In the wake of Hurricane Henri’s upgrade, storm preparations have become more urgent in the Northeast. Landfall is expected on Sunday. It is predicted that a dangerous storm surge could occur as early as late Saturday in portions of Long Island, Connecticut, Rhode Island, and southeastern Massachusetts. As Henri moves inland, high tides and storm surges may cause floods in coastal New England. Heavy rain and wind may also cause flooding. If Henri stays on this route, it will hit eastern Long Island rather than New England, which has not been directly hit by a hurricane since Hurricane Bob in 1991, a Category 2 storm that killed at least 17 people.
Since Superstorm Sandy wreaked havoc on New York City in 2012, there has not been a direct hit from a powerful cyclone. Most of the most important storm-related repairs have been completed, but many projects to prevent future storms remain unfinished. It is expected to have broad impacts across a large area of the Northeast, from Hartford, Connecticut, and Albany, New York and eastward to Cape Cod, which is teeming with summer tourists.
As a result of Henri’s shifting course, a hurricane watch was lifted for the Cape on Saturday, though a tropical storm and storm surge warning remained in place. Late Saturday morning, the National Hurricane Center extended a hurricane warning for the southern coast of New England, including Rhode Island, to west of Westport, Massachusetts, encompassing Block Island. A tropical storm warning was extended eastward for the coast of Massachusetts, including Nantucket.
Governor Charlie Baker advised people vacationing on the Cape to leave well before Hurricane Henri hits, and those planning to go on vacation to delay their departure. ‘We don’t want people to be stuck in traffic on the Cape Cod bridges when the storm hits full force on Sunday,’ he said. Despite a top wind speed of 75 mph (120 kph) Saturday morning, Henri sped up to move north-northeast at 14 mph (23 kph). New York’s Long Island is still about 465 miles (750 kilometers) south of Montauk.
As Connecticut braces for a possible direct hurricane hit for the first time in decades, Governor Ned Lamont instructed residents to shelter in place from Sunday afternoon through at least Monday morning. East Lyme, Connecticut, police chief and emergency management director Michael Finkelstein described the storm as extremely worrisome. ‘We haven’t been down this road for quite some time, and there’s no doubt that we and the rest of New England would have some difficulties if a hurricane made a direct hit’, he said.
The storm surge could climb to between three and five feet (one and 1.5 meters) with Henri in Flushing, New York, to Chatham, Massachusetts; as well as the North and South Shores of Long Island. From Sunday through Monday, 3 to 6 inches (7.5 to 15 centimeters) of rain is expected in the Northeast.
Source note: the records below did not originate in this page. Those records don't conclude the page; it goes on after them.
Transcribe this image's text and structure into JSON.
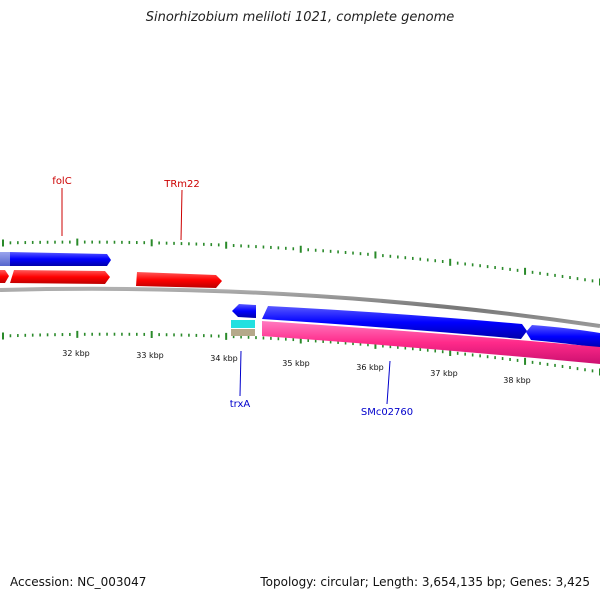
{
  "title": "Sinorhizobium meliloti 1021, complete genome",
  "footer": {
    "accession": "Accession: NC_003047",
    "summary": "Topology: circular; Length: 3,654,135 bp; Genes: 3,425"
  },
  "colors": {
    "forward_cds": "#0000ff",
    "forward_cds_faded": "#6677dd",
    "reverse_cds": "#ff0000",
    "rna_reverse": "#ff2a8a",
    "misc_cyan": "#22e0e0",
    "misc_tan": "#b5a98a",
    "backbone": "#808080",
    "tick": "#2a8a2a",
    "label_red": "#cc0000",
    "label_blue": "#0000cc"
  },
  "scale_labels": [
    "32 kbp",
    "33 kbp",
    "34 kbp",
    "35 kbp",
    "36 kbp",
    "37 kbp",
    "38 kbp"
  ],
  "gene_labels": {
    "folC": "folC",
    "TRm22": "TRm22",
    "trxA": "trxA",
    "SMc02760": "SMc02760"
  }
}
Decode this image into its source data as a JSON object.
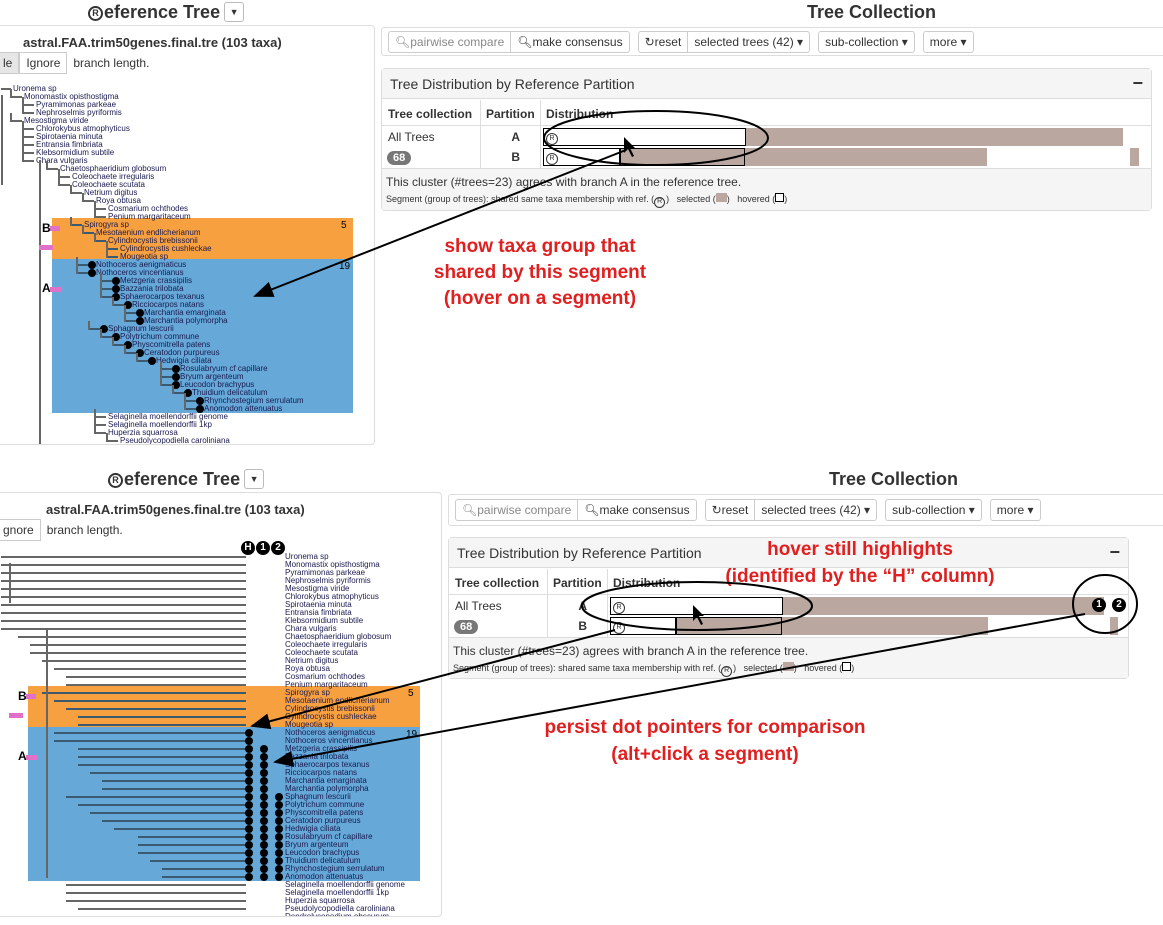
{
  "colors": {
    "groupA": "#66a9d8",
    "groupB": "#f7a040",
    "selected": "#b9a7a0",
    "annotation": "#e02020",
    "highlight": "#e070c8"
  },
  "reference": {
    "title_icon": "R",
    "title": "eference Tree",
    "filename": "astral.FAA.trim50genes.final.tre (103 taxa)",
    "btn_scale": "Scale",
    "btn_scale_visible": "le",
    "btn_scale_visible_bottom": "",
    "btn_ignore": "Ignore",
    "btn_ignore_bottom": "gnore",
    "branch_text": "branch length.",
    "groupB_label": "B",
    "groupB_count": "5",
    "groupA_label": "A",
    "groupA_count": "19",
    "columns": [
      "H",
      "1",
      "2"
    ]
  },
  "taxa": [
    "Uronema sp",
    "Monomastix opisthostigma",
    "Pyramimonas parkeae",
    "Nephroselmis pyriformis",
    "Mesostigma viride",
    "Chlorokybus atmophyticus",
    "Spirotaenia minuta",
    "Entransia fimbriata",
    "Klebsormidium subtile",
    "Chara vulgaris",
    "Chaetosphaeridium globosum",
    "Coleochaete irregularis",
    "Coleochaete scutata",
    "Netrium digitus",
    "Roya obtusa",
    "Cosmarium ochthodes",
    "Penium margaritaceum",
    "Spirogyra sp",
    "Mesotaenium endlicherianum",
    "Cylindrocystis brebissonii",
    "Cylindrocystis cushleckae",
    "Mougeotia sp",
    "Nothoceros aenigmaticus",
    "Nothoceros vincentianus",
    "Metzgeria crassipilis",
    "Bazzania trilobata",
    "Sphaerocarpos texanus",
    "Ricciocarpos natans",
    "Marchantia emarginata",
    "Marchantia polymorpha",
    "Sphagnum lescurii",
    "Polytrichum commune",
    "Physcomitrella patens",
    "Ceratodon purpureus",
    "Hedwigia ciliata",
    "Rosulabryum cf capillare",
    "Bryum argenteum",
    "Leucodon brachypus",
    "Thuidium delicatulum",
    "Rhynchostegium serrulatum",
    "Anomodon attenuatus",
    "Selaginella moellendorffii genome",
    "Selaginella moellendorffii 1kp",
    "Huperzia squarrosa",
    "Pseudolycopodiella caroliniana",
    "Dendrolycopodium obscurum"
  ],
  "collection": {
    "title": "Tree Collection",
    "toolbar": {
      "pairwise": "pairwise compare",
      "consensus": "make consensus",
      "reset": "reset",
      "selected": "selected trees (42)",
      "subcollection": "sub-collection",
      "more": "more"
    },
    "panel_title": "Tree Distribution by Reference Partition",
    "collapse": "−",
    "headers": [
      "Tree collection",
      "Partition",
      "Distribution"
    ],
    "row_label": "All Trees",
    "row_count": "68",
    "partitions": [
      {
        "name": "A",
        "segments": [
          {
            "frac": 0.334,
            "state": "ref-hovered"
          },
          {
            "frac": 0.62,
            "state": "selected"
          },
          {
            "frac": 0.046,
            "state": "empty"
          }
        ]
      },
      {
        "name": "B",
        "segments": [
          {
            "frac": 0.127,
            "state": "ref"
          },
          {
            "frac": 0.205,
            "state": "selected-hovered"
          },
          {
            "frac": 0.398,
            "state": "selected"
          },
          {
            "frac": 0.236,
            "state": "empty"
          },
          {
            "frac": 0.015,
            "state": "selected"
          },
          {
            "frac": 0.019,
            "state": "empty"
          }
        ]
      }
    ],
    "footer": "This cluster (#trees=23) agrees with branch A in the reference tree.",
    "legend_prefix": "Segment (group of trees):",
    "legend_shared": "shared same taxa membership with ref. (",
    "legend_r": "R",
    "legend_close": ")",
    "legend_selected": "selected (",
    "legend_hovered": "hovered (",
    "pointer_1": "1",
    "pointer_2": "2"
  },
  "annotations": {
    "top": [
      "show taxa group that",
      "shared by this segment",
      "(hover on a segment)"
    ],
    "hover": [
      "hover still highlights",
      "(identified by the “H” column)"
    ],
    "persist": [
      "persist dot pointers for comparison",
      "(alt+click a segment)"
    ]
  }
}
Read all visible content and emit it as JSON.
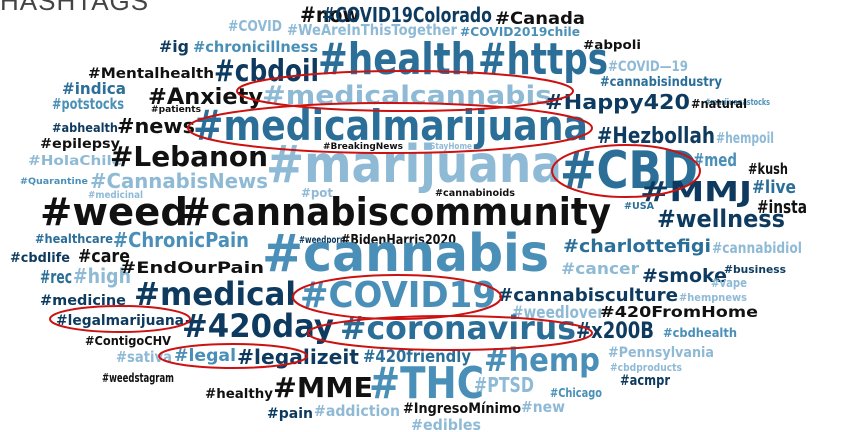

Hurricane Henri may bring damaging winds and coastal flooding, and officials in Massachusetts, Connecticut and New York have warned that power could be out for weeks or months. Boats should be secured, vehicles filled up and canned goods stocked.
The state park officials on Long Island are building a wall of sand along the boardwalk at Jones Beach to protect it from the tides, said George Gorman, the regional director for state parks on Long Island. In 2013, Hurricane Sandy caused significant damage to beaches that took months to repair, so equipment was purchased to build this wall. It was predicted that campgrounds would close on Saturday afternoon and remain closed until Tuesday. Steve Berlo, who owns the Safe Harbor Marina in coastal Plymouth, Massachusetts, was among the many boaters who had their vessels drained before the storm hit.
Berlo, 54, explained that such dangers are rare, but when they do occur, you have to be prepared. ‘We must protect our second home. In the Hamptons, the celebrity playground on Long Island’s east end, officials are warning of dangerous rip currents and flooding that could turn streets like the mansion-lined Dune Road into lagoons’. Southampton’s emergency management administrator, Ryan Murphy, said that while the storm’s track continues to evolve, ‘we have to prepare as if it would be a Category 1 hurricane’.